Share your experiences/issues installing and getting started with Sonic Pi
I have some low powered ARMs (CHIPS
https://getchip.com/pages/chip) that I like to use Sonic-Pi on for use on a small screen or headless and haven’t had many issues with the installation once I figured out a good process using the Raspbian binaries.
Sonic-Pi2 is fairly simple to install, only really requiring a later commit file to prevent sonic-pi from not using an existing running
Other than RAM issues on a device with 512MB with Sonic-Pi3 I haven’t had much issues using installing it, especially with gdebi
If you use Ansible I also created a playbook that installs Sonic-Pi 3 and also preps packages for Sonic-Pi-Tool compiling if you want to use it headless. It’s made for a CHIP but you can easily modify what you need to fit your target machine.
While the installation goes through relatively uneventful, getting started on the CHIPs is the awkward part. With the new UI it’s easier to make the window smaller to fit smaller resolutions, but that only alleviates some of the issues.
The UI doesn’t seem static and can change alignment when you close and open the program within small resolution environments. The toggling panels tend to distort existing layout, so even bringing up the preferences requires some work and a reboot of the software to adjust it back to optimum.
Due to the low powered nature of the CHIP and the increased requirements of Sonic-Pi 3 it requires a swap space, at least for GUI use(I have not tested without swap headless), as it gives a memory error and doesn’t boot the software.
The CHIP’s power itself is the same as a Raspi0 but I am unsure how well it runs (or doesn’t run) on Raspi0s to give a proper comparison if one platform is more optimized/works better than the other.

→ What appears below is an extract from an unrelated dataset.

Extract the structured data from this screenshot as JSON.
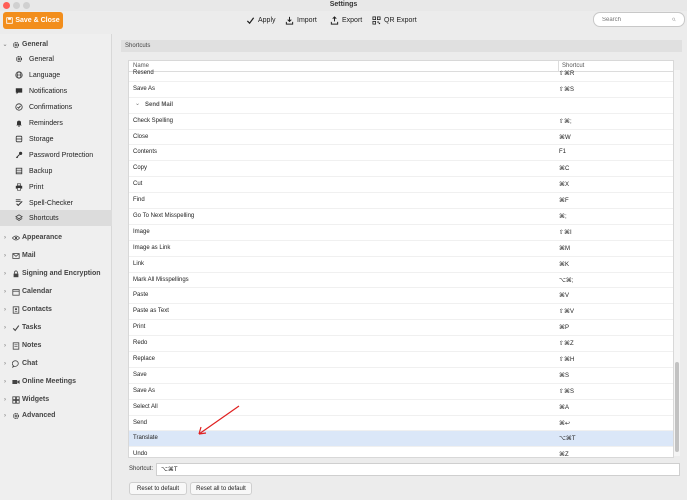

With my tests on the CHIP, when queuing code it tends to immediately have some thread delays and then starts going fine with occasionally an slight time offset. The more complex code/more actions queued, the more likely for thread death
I’ve tried in a completely headless environment running Sonic-Pi-Tool for command line control and it seemed to make no performance difference.
Thanks for this feedback. It’s great to see people play with Sonic Pi on very low-powered devices such as the CHIP
Whilst it’s true that Sonic Pi was originally designed for the Rasperry Pi 1 (which is even slower than the 0?!?) this focus has been a little bit lost now we support Windows, macOS and the majority of users on the Raspberry Pi platform are using Pi 2 or 3s. Unfortunately I have no resources to continue supporting low-powered devices myself but I welcome others with open arms.
If you have any specific ideas/patches/pull requests that can help improve Sonic Pi on small powered devices and/or devices with very low resolution screens, I’d be happy to receive them.
While I am unsure how much performance increase these would bring, I believe user control of what runs/how it runs would do a lot.
The GUI size itself is not much you can do with without specifically targeting the resolution from what I can see, and it may take a lot of work. I personally don’t mind if the GUI doesn’t work optimally as long as there’s a proper way to interact that does, such as command line support.
On low powered machines loading a GUI itself would take up RAM and processing power, so an option to load without a GUI would be nice. Sonic-Pi-Tool seems to do this and provides other command line support, but is a non-integrated way and doesn’t provide access to things like settings and preferences.
Command line support to do everything the GUI does would at least make it viable to use without the GUI, and also make it so you can use it on any device no matter the resolution since with
tmux can be used in pane or window mode. (which is how I use Sonic-Pi-Tool at the moment)
I do not know how many resources would be saved in manually adjusting/tuning Sonic-Pi and what sort of servers it runs in the background, but I believe it’s worth a shot in at least optimizing it to run 1-4% better if we can add those increases up.
If there’s optimized/lower resource ways of running Jackd and the dependencies I’d love to give them a try, even if it’s compiling specific programs from their source.
I’m unsure if there’d be much of a performance difference compiling the Sonic-Pi3 package myself, but if there’s instructions on how to compile it to a .deb file (so I can backup and use that deb for re-installs) I’ll give that a shot to see if it runs even a little better.
Other than optimizing if I can’t get it running reasonably well I’ll just hope a future Raspi0-mkII // CHIPv2 is more powerful and can run Sonic-Pi3 with less issues, but I’m sure there’s some optimization that can go on before we reach that point.